PRP is a good option for non healing wounds because it utilizes the body’s natural healing processes to jumpstart wound healing. The plasma which contains very valuable growth factors is separated from other blood components by way of a centrifuge machine. This machine spins the blood and separates the components that make it up. The plasma is drawn out and injected directly into the injury or spread over a wound via a PRP gel.
PRP therapy, when effective, can significantly improve the rate in which a wound heals. A horse with a non-healing wound is in desperate need of the aforementioned, PRP therapy can provide it or at least it does in many cases.
PRP therapy is a new treatment and so while many veterinarians offer it and believe in it, it has not totally replaced other forms of treatment. It is however, being used in concert with others. It works very well alongside does of anti-inflammatory medication and antibiotics.
The treatment of non-healing wounds using PRP therapy can take place in a vet’s office or administered by a vet at a farm or wherever the horse is housed. The process is a simple one. The veterinarian will draw blood from the horse, place it in a centrifuge, where it is spun until all of the components are separated. The plasma is removed and then injected into the wound.
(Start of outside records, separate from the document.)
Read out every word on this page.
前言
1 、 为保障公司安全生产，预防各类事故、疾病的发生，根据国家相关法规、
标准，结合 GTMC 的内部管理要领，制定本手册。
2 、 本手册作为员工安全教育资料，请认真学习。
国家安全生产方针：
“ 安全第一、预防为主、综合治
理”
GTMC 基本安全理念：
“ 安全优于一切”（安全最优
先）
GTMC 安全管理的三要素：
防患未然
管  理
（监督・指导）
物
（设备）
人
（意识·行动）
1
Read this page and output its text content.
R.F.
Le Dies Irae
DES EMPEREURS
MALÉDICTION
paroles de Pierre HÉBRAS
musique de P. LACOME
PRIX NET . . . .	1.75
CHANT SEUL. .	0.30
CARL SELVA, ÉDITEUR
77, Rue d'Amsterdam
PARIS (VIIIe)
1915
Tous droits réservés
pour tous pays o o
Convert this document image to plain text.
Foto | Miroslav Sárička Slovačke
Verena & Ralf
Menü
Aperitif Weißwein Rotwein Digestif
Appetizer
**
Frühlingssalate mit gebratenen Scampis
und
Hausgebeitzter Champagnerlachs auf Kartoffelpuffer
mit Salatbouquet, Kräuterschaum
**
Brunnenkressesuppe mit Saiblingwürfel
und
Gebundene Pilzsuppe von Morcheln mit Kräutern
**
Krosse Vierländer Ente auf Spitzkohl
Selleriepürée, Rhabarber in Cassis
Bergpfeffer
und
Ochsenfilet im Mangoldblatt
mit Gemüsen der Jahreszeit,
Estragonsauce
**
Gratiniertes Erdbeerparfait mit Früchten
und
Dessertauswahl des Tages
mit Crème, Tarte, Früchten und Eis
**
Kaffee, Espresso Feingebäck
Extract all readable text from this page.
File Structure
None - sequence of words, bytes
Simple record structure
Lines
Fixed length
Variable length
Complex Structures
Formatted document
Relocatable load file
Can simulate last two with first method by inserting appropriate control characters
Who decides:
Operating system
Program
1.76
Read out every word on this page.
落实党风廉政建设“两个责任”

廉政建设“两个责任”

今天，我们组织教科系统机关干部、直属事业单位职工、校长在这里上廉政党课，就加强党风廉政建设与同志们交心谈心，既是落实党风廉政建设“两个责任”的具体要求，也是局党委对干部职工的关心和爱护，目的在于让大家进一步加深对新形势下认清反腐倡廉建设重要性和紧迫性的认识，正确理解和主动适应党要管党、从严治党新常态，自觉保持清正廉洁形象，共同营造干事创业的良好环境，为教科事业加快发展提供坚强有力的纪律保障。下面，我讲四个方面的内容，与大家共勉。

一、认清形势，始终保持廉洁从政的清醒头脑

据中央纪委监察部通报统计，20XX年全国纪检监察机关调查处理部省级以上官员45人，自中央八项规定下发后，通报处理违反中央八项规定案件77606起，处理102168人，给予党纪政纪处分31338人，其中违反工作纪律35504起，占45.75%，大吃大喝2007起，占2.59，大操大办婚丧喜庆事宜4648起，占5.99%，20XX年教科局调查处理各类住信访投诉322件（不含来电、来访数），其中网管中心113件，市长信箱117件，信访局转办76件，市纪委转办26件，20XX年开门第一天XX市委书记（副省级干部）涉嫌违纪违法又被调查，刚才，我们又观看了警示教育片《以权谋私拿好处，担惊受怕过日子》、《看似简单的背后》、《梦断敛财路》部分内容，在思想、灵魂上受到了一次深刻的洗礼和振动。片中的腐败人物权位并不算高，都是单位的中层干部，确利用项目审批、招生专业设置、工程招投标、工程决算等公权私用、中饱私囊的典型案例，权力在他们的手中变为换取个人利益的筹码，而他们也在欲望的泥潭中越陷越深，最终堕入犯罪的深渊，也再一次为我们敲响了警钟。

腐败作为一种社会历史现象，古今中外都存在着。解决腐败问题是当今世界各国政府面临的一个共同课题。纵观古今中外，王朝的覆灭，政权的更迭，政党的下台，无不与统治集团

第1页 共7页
Whole blood can be used to administer PRP therapy to the wound. PRP gel can be used as well. This type of gel works in a similar manner as whole blood. The growth factors present in the gel, just like the ones in whole blood, are responsible for the accelerated healing. PRP gel contains growth factors, a high concentration of platelets, fibrin matrix and WBC and phagocytic cells. It helps to facilitate healing, in addition to providing a provisional scaffold that is beneficial to the healing process. Some veterinarians will use PRP gel in concert with grafts or stem cell therapy.
PRP gel is appropriate for the treatment of external wounds. When it is used for this purpose, it needs to be activated with either calcium chloride or thrombin. The amount prescribed will depend on the size and severity of the wound. When administered, the entire wound should be covered. Most wounds need between 5 and 10 mLs. It is possible to spray the PRP onto the wound or applied to a bandage and then placed on the horse. Sterilized gauze can also be used to place the gel directly on the wound. The wound is then wrapped and bandaged.
When whole blood is used, generally 52 mL of blood is drawn and mixed with 8 mL of an anticoagulant, either Acid-citrate-dextrose (ACD) or Citrate-phosphate-dextrose (CPD). It is placed in a centrifuge, spun until the components are separated and the plasma injected into the wound.
After the horse receives PRP therapy, it will need to rest until a veterinarian clears it for activity. As many applications of PRP gel or whole blood therapy as needed, should be administered to the horse. The worse the wound is the more PRP is likely needed. There should be few, if any, complications because the treatment is a natural one and uses natural bodily processes to facilitate and accelerate healing. This is one of PRP therapies, best attributes, the fact that complications don’t typically occur, at least none caused by the therapy itself.